I came to America intrigued by Mitt’s Mormonism – his two years of missionary work in France; his life as a Mormon Bishop; as a Wall Street investor; and as a Liberal Republican Governor of Massachusetts.
Actually about the latter, I have known much anyway, having taken holidays in his back yard of Cape Cod – great healthcare, education, gun control, and much else. But of those subjects and his achievements, we have heard little because they happen to alienate ‘small government’ Tea Party voters whose support he desperately needs.
But oddly today, those issues have all taken a back seat to Sandy – who is suddenly somewhere near the driving seat in this election, for now anyway. Yesterday Mr Obama swept through Sandy’s grizzly wake in chinos and fleece hugging the dispossessed, grieving with the distressed. Suddenly there was visual connection with some of the images that enabled half America to fall in love with him in 2008.
Yesterday in Florida, Mr Romney wisely never even uttered the word Obama. It’s the first time that has happened at any of his rallies. His personal assaults on the President have been the stock-in-trade of this campaign. As they have been for Mr Obama of Mitt Romney.
So what does Mr Romney do here in Roanoke today? Does he mention the man by name? Does he attack him? It’s tricky … love may be a many splendid thing, but if it has flared briefly, it’s tough getting too brutal with it. By the way, that love for Obama has returned – 78 per cent approval rating amongst all voters over his handling of the hurricane crisis.
Mr Romney’s conundrum with climate change is simpler. He has never mentioned it in this period of the presidential campaign. Indeed the last time he did was in making a joke of it at the Republican Convention. Don’t hold your breath against his mentioning it today, because he won’t. And he certainly will not in talking of Sandy in these terms. Mr Romney is a “dash for gas” man.
But then Mr Obama has rarely mentioned climate change either. So your bet against his mentioning it either is pretty safe too.
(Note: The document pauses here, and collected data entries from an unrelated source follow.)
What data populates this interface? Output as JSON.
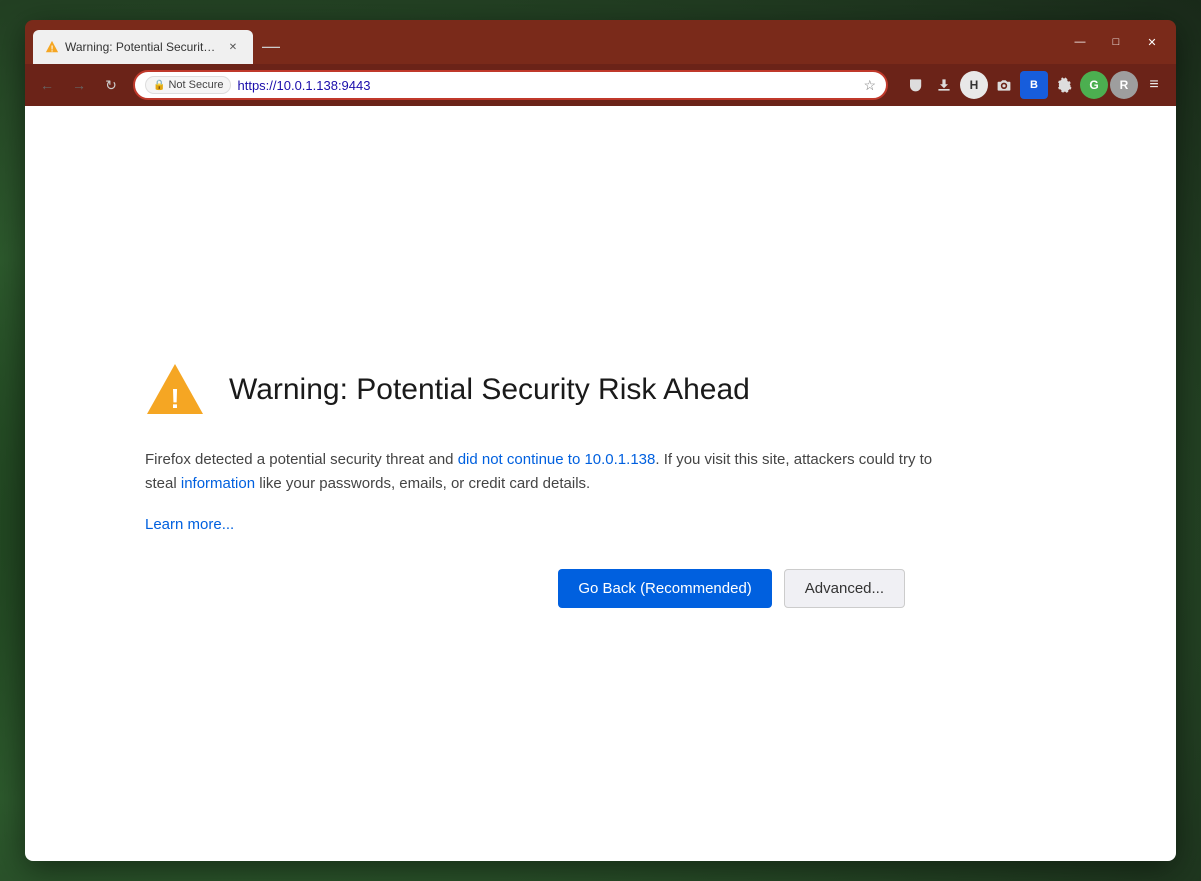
{
  "browser": {
    "tab": {
      "title": "Warning: Potential Security Risk",
      "favicon_label": "warning-icon"
    },
    "window_controls": {
      "minimize": "—",
      "maximize": "□",
      "close": "✕"
    },
    "nav": {
      "back_label": "←",
      "forward_label": "→",
      "refresh_label": "↻"
    },
    "address_bar": {
      "not_secure_label": "Not Secure",
      "url": "https://10.0.1.138:9443",
      "star_label": "☆"
    },
    "toolbar": {
      "pocket_label": "🏷",
      "download_label": "⬇",
      "h_label": "H",
      "camera_label": "📷",
      "bitwarden_label": "B",
      "settings_label": "⚙",
      "g_label": "G",
      "r_label": "R",
      "menu_label": "≡"
    }
  },
  "page": {
    "warning_title": "Warning: Potential Security Risk Ahead",
    "description_part1": "Firefox detected a potential security threat and did not continue to 10.0.1.138. If you visit this site, attackers could try to steal information like your passwords, emails, or credit card details.",
    "learn_more_label": "Learn more...",
    "go_back_label": "Go Back (Recommended)",
    "advanced_label": "Advanced..."
  },
  "colors": {
    "title_bar_bg": "#7a2a1a",
    "nav_bar_bg": "#6b2318",
    "address_border": "#c0392b",
    "go_back_bg": "#0060df",
    "warning_orange": "#f5a623"
  }
}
I’m left with our five-hour nocturnal drive here from Washington. This vastly road-dependent nation was in full spate last night. It seemed that every car, every truck from the back yards of every home and business in Virginia that could be mustered to go bumper to bumper at 60mph on Route 66, had been mustered.
And stupid me, as I gripped the wheel, I thought of emissions again – not verbal, but petro-chemical. And wrestle as I might, in conjuring the images of Obama on the wasted shores of New Jersey, and Romney on the stump, I could not get the wretched thought of global warming and Sandy’s shoreline out of my mind.